The controversy reflects the long-held White House conviction that the nation's airwaves are in enemy hands. One White House official even blamed television for the public outcry over the Cox firing: "All three networks kept putting on people saying, 'The public will detest this,' blatantly calling for the public to respond. It was manufactured fervor." Hadn't the Administration often manufactured its own fervor, arranging for bogus telegrams and letters of support to flood the White House? "That was different," the official replied. "That fervor was stirred up covertly; this effort was done on the tube, appealing directly to the people."
That distinction is astonishing on a number of counts. The networks could hardly be blamed for the dearth of responsible people eager to support the President on the Cox dismissal; even many Republicans were critical on that issue. And the notion that it was TV's reporting of the act, rather than the act itself, that caused the furor underscores a basic White House misconception about journalism's role.

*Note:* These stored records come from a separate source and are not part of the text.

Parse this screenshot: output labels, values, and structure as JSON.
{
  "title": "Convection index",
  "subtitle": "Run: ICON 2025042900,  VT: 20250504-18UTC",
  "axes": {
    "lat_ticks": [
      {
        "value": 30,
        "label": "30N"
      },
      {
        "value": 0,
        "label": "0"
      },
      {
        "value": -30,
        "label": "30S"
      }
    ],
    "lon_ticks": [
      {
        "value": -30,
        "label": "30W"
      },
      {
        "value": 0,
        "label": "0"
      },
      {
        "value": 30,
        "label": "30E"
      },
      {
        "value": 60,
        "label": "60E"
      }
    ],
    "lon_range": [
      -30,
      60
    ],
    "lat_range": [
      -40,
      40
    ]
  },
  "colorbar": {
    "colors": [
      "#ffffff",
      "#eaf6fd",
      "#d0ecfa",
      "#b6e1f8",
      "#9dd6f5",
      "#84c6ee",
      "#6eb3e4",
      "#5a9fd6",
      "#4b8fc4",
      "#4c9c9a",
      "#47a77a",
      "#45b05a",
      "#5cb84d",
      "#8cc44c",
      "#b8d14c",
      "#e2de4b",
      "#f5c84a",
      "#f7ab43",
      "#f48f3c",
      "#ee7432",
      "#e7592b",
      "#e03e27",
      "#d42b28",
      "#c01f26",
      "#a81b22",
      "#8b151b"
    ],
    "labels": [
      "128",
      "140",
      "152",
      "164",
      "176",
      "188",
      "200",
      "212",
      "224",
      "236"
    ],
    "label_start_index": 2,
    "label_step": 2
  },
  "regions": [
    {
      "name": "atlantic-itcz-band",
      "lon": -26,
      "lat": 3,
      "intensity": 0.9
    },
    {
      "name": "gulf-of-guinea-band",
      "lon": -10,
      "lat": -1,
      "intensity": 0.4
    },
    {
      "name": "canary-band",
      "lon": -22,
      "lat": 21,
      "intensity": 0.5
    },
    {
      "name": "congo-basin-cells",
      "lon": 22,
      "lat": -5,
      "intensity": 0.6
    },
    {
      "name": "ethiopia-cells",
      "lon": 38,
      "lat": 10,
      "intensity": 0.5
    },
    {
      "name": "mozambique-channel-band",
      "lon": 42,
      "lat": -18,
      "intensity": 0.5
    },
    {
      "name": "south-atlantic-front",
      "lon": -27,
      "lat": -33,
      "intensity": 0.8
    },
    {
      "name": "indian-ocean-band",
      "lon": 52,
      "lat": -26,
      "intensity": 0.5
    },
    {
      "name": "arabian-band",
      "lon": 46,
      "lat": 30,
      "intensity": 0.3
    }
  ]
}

Far Cry. Last week the White House did issue point-by-point refutations of two damaging stories; that was a far cry from the blanket bombast that characterized its responses to earlier Watergate disclosures. But how much Nixon personally knows about the real quality of the news coverage of him is uncertain. He is said to depend largely on a daily digest of print and TV stories prepared by Buchanan's office. (Judging by how often Nixon is offended by news items, his dependence on Buchanan's synopses may be a myth.) These summaries are kept private, but some do surface. Press Critic Ben Bagdikian recently checked one 1971 briefing against tapes and transcripts of that day's news. He reported last week that Buchanan's summary was curiously free of public anti-Nixon commentary and that the outline was riddled with factual errors.
Bagdikian concluded that the summary "is filled with error for which major news organizations would fire a reporter. Yet it is precisely the practitioners of this slovenly and misleading reporting who for five years have been lecturing the American press on accuracy, fairness and balance." As Bagdikian himself has often pointed out, journalism's record for fairness and accuracy is hardly perfect. Further, the networks do wield immense power. But the Nixon Administration has yet to make a case that it has been systematically abused by the press.